RDD stands for Resilient Distributed Dataset. Spark RDD is the backbone of Apache Spark. That’s why RDD is a fundamental data structure of Apache Spark and RDD is the fundamental data structure of Apache Spark which are an immutable collection of objects which computes on the different node of the cluster. Each and every dataset in Spark RDD is logically partitioned across many servers so that we can compute the dataset on different nodes of the cluster.
Decomposing the name RDD:
- Resilient, i.e. fault-tolerant with the help of RDD lineage graph(DAG) and so it is able to recompute missing or damaged partitions due to node failures.
- Distributed, since the Data resides on multiple nodes.
- Dataset represents records of the data you work with and the user can load the data set externally which can be either JSON file, CSV file, text file, or database via JDBC with no specific data structure.
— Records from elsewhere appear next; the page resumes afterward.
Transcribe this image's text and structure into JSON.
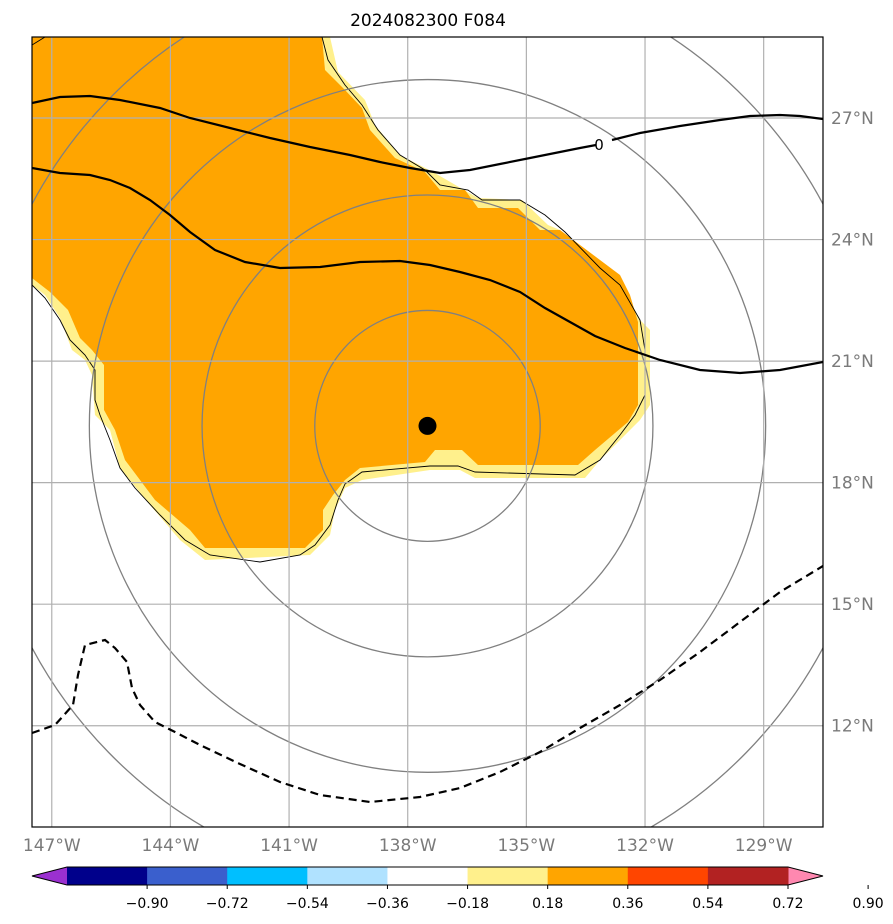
{
  "title": "2024082300 F084",
  "map": {
    "lon_range": [
      -147.5,
      -127.5
    ],
    "lat_range": [
      9.5,
      29.0
    ],
    "lon_ticks": [
      {
        "value": -147,
        "label": "147°W"
      },
      {
        "value": -144,
        "label": "144°W"
      },
      {
        "value": -141,
        "label": "141°W"
      },
      {
        "value": -138,
        "label": "138°W"
      },
      {
        "value": -135,
        "label": "135°W"
      },
      {
        "value": -132,
        "label": "132°W"
      },
      {
        "value": -129,
        "label": "129°W"
      }
    ],
    "lat_ticks": [
      {
        "value": 12,
        "label": "12°N"
      },
      {
        "value": 15,
        "label": "15°N"
      },
      {
        "value": 18,
        "label": "18°N"
      },
      {
        "value": 21,
        "label": "21°N"
      },
      {
        "value": 24,
        "label": "24°N"
      },
      {
        "value": 27,
        "label": "27°N"
      }
    ],
    "storm_center": {
      "lon": -137.5,
      "lat": 19.4
    },
    "range_rings_deg": [
      2.85,
      5.7,
      8.55,
      11.4
    ],
    "contour_label": "0",
    "colors": {
      "orange_fill": "#ffa500",
      "yellow_fill": "#fff08c",
      "ring": "#808080",
      "grid": "#b0b0b0",
      "contour": "#000000"
    }
  },
  "colorbar": {
    "ticks": [
      "−0.90",
      "−0.72",
      "−0.54",
      "−0.36",
      "−0.18",
      "0.18",
      "0.36",
      "0.54",
      "0.72",
      "0.90"
    ],
    "colors": [
      "#9b30d0",
      "#00008b",
      "#3a5fcd",
      "#00bfff",
      "#b0e2ff",
      "#ffffff",
      "#fff08c",
      "#ffa500",
      "#ff4500",
      "#b22222",
      "#ff88b0"
    ]
  }
}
Spark makes use of the concept of RDD to achieve faster and more efficient MapReduce operations.
Features of Spark RDD
i. In-memory Computation
Spark RDDs have a provision of in-memory computation. It stores intermediate results in distributed memory(RAM) instead of stable storage(disk).
ii. Lazy Evaluations
By using lazy operations we can implement Transformations in RDDs. In lazy evaluation, we can’t compute results immediately. The generation of results will be depending upon the trigger of action. Thus, the performance of the program is increased. transformations in Apache Spark are lazy, in that they do not compute their results right away. Instead, they just remember the transformations applied to some base data set.
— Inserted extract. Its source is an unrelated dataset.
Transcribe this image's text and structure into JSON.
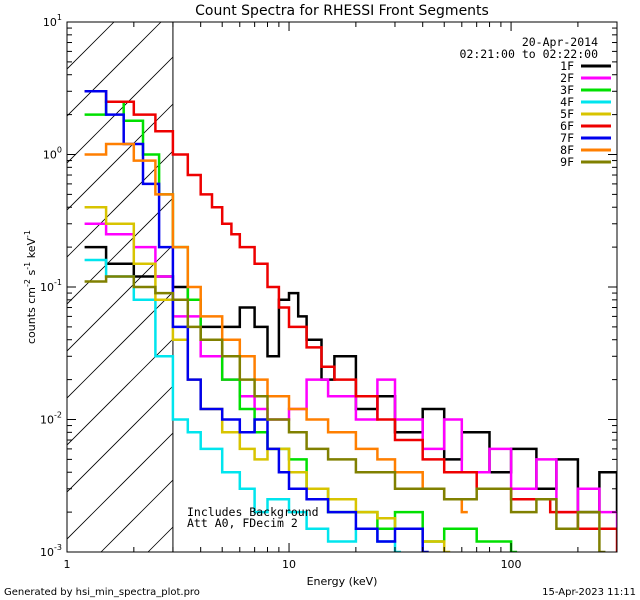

Spark computes transformations when an action requires a result for the driver program. Follow this guide for the deep study of Spark Lazy Evaluation.
iii. Fault Tolerance
Spark RDDs are fault-tolerant as they track data lineage information to rebuild lost data automatically on failure. They rebuild lost data on failure using lineage, each RDD remembers how it was created from other datasets (by transformations like a map, join, or groupBy) to recreate itself. Follow this guide for the deep study of RDD Fault Tolerance.
The important fact about RDD is, it is immutable. You cannot change the state of RDD. If you want to change the state of RDD, you need to create a copy of the existing RDD and perform your required operations. Hence, the required RDD can be retrieved at any time.
Data items in RDDs are usually huge. This data is partitioned and sent across different nodes for distributed computing.
Intermediate results generated by RDD are stored to make the computation easy. It makes the process optimized.
vii. Coarse-grained Operations
It applies to all elements in datasets through maps or filter or group by operation.
Spark RDD Operations
RDD in Apache Spark supports two types of operations:
These are functions that accept the existing RDDs as input and output one or more RDDs. However, the data in the existing RDD in Spark does not change as it is immutable. Some of the transformation operations are provided in the table below:
|map()||Returns a new RDD by applying the function on each data element|
|filter()||Returns a new RDD formed by selecting those elements of the source on which the function returns true|
|reduceByKey()||Aggregates the values of a key using a function|
|groupByKey()||Converts a (key, value) pair into a (key, <iterable value>) pair|
|union()||Returns a new RDD that contains all elements and arguments from the source RDD|
|intersection()||Returns a new RDD that contains an intersection of the elements in the datasets|
These transformations are executed when they are invoked or called. Every time transformations are applied, a new RDD is created.
Actions in Spark are functions that return the end result of RDD computations. It uses a lineage graph to load data onto the RDD in a particular order. After all of the transformations are done, actions return the final result to the Spark Driver. Actions are operations that provide non-RDD values. Some of the common actions used in Spark are given below:
|count()||Gets the number of data elements in an RDD|
|collect()||Gets all the data elements in an RDD as an array|
|reduce()||Aggregates data elements into an RDD by taking two arguments and returning one|
|take(n)||Fetches the first n elements of an RDD|
|foreach(operation)||Executes the operation for each data element in an RDD|
|first()||Retrieves the first data element of an RDD|
When to use RDDs?
RDD is preferred to use when you want to apply low-level transformations and actions. It gives you a greater handle and control over your data. We can use RDD when the data is highly unstructured such as media or text streams. These are used when you want to add functional programming constructs rather than domain-specific expressions. RDDs are used in situations where the schema is not applied.
In this blog, we have learned about basic things related to Spark RDDs. We also get to know about features of Spark RDD, Spark RDD Operations, and when to use RDDs.